Pet Sematary is an unapologetic genre film that simultaneously benefits from and suffers from its adherence to generic conventions. As an adaptation of a Stephen King novel – the second, in fact, adapted from his 1983 book of the same name – that’s not entirely surprising.
Director duo Kevin Kölsch and Dennis Widmyer have a horror background, most notably making Starry Eyes, and their familiarity with the genre bleeds through to every frame of their take on Pet Sematary. They open with a flash forward that guarantees mayhem to come, and even ensure that the innocent introduction to the film’s family – Louis (Jason Clarke), Rachel (Amy Seimetz), their daughter Ellie (Jeté Laurence) and son Gage (Hugo & Lucas Lavole) – is laced with an undercurrent of dread and a fakeout jump scare or two.
As the film progresses, and the true nefarious nature of the so-called “pet sematary” is revealed – “thanks” to the counsel of their kindly/creepy neighbour Jud (John Lithgow) – Kölsch and Widmyer cater directly to the horror aficionados in their audience, cleverly playing with expectations. Sometimes they lean into standard scares, delivering jolts and gore in equal measure; at other points, they subvert audience expectations, gleefully toying with their viewers. While rarely truly terrifying, Pet Sematary is fun to watch in a way that recalls the best B-grade ‘80s horror movies.

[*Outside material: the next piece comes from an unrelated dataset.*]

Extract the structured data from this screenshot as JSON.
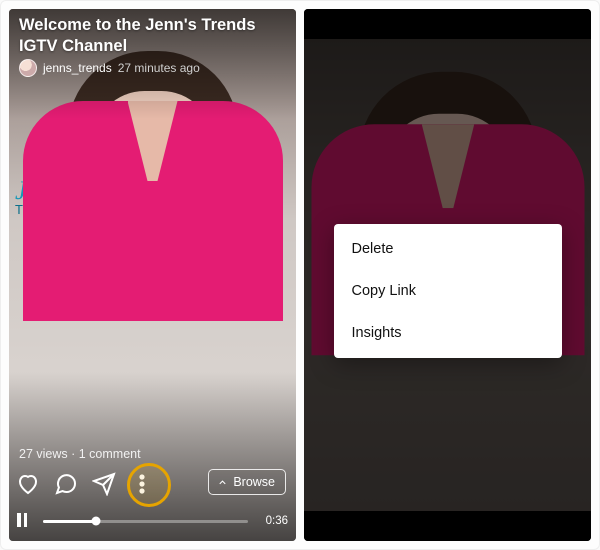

When the film tries to extend itself beyond a tried-and-true scare delivery service is where it begins to falter. The screenplay is mostly faithful to King’s original (there are some clever changes, but they’re mostly intended to surprise those familiar with the source text rather than radically changing its tone), which presents a bit of a problem. Why? Because the plot of King’s novel, for all its strength, is thin enough that you can synopsise it in a paragraph (or, I dunno, a Ramones song). The core of the novel is an interrogation of grief, insecurity and – in a roundabout way – the failure of the nuclear family. If you’re thinking ‘wow, that doesn’t sound like a great launching pad for a standard horror film’ you’d be right!
It’s not that Kölsch and Widmyer abandon this subtext entirely. The character of Jud, particularly, and the suggestion of the suffering he endured (and possibly inflicted) evokes an ocean of grief, thanks in large part to Lithgow’s precisely-measured performance. Yet when it comes to the central family, similar tragedies never ring true in the same way. I don’t think you can blame Clarke or Seimetz for this. Rather, I’m pointing the finger at the direction, where the careful use of shadows and negative space (in the frame and editing alike) emphasises scares over subtlety.
I walked out of Pet Sematary thinking that I’d seen an effective horror film. And then I didn’t think about it again. If this were the nth Conjuring spin-off, that isn’t necessarily a problem. But when adapting a work embedded with such a resonant depiction of grief and loss, I wish that the directors had chosen to dig a little deeper. Sometimes read is better.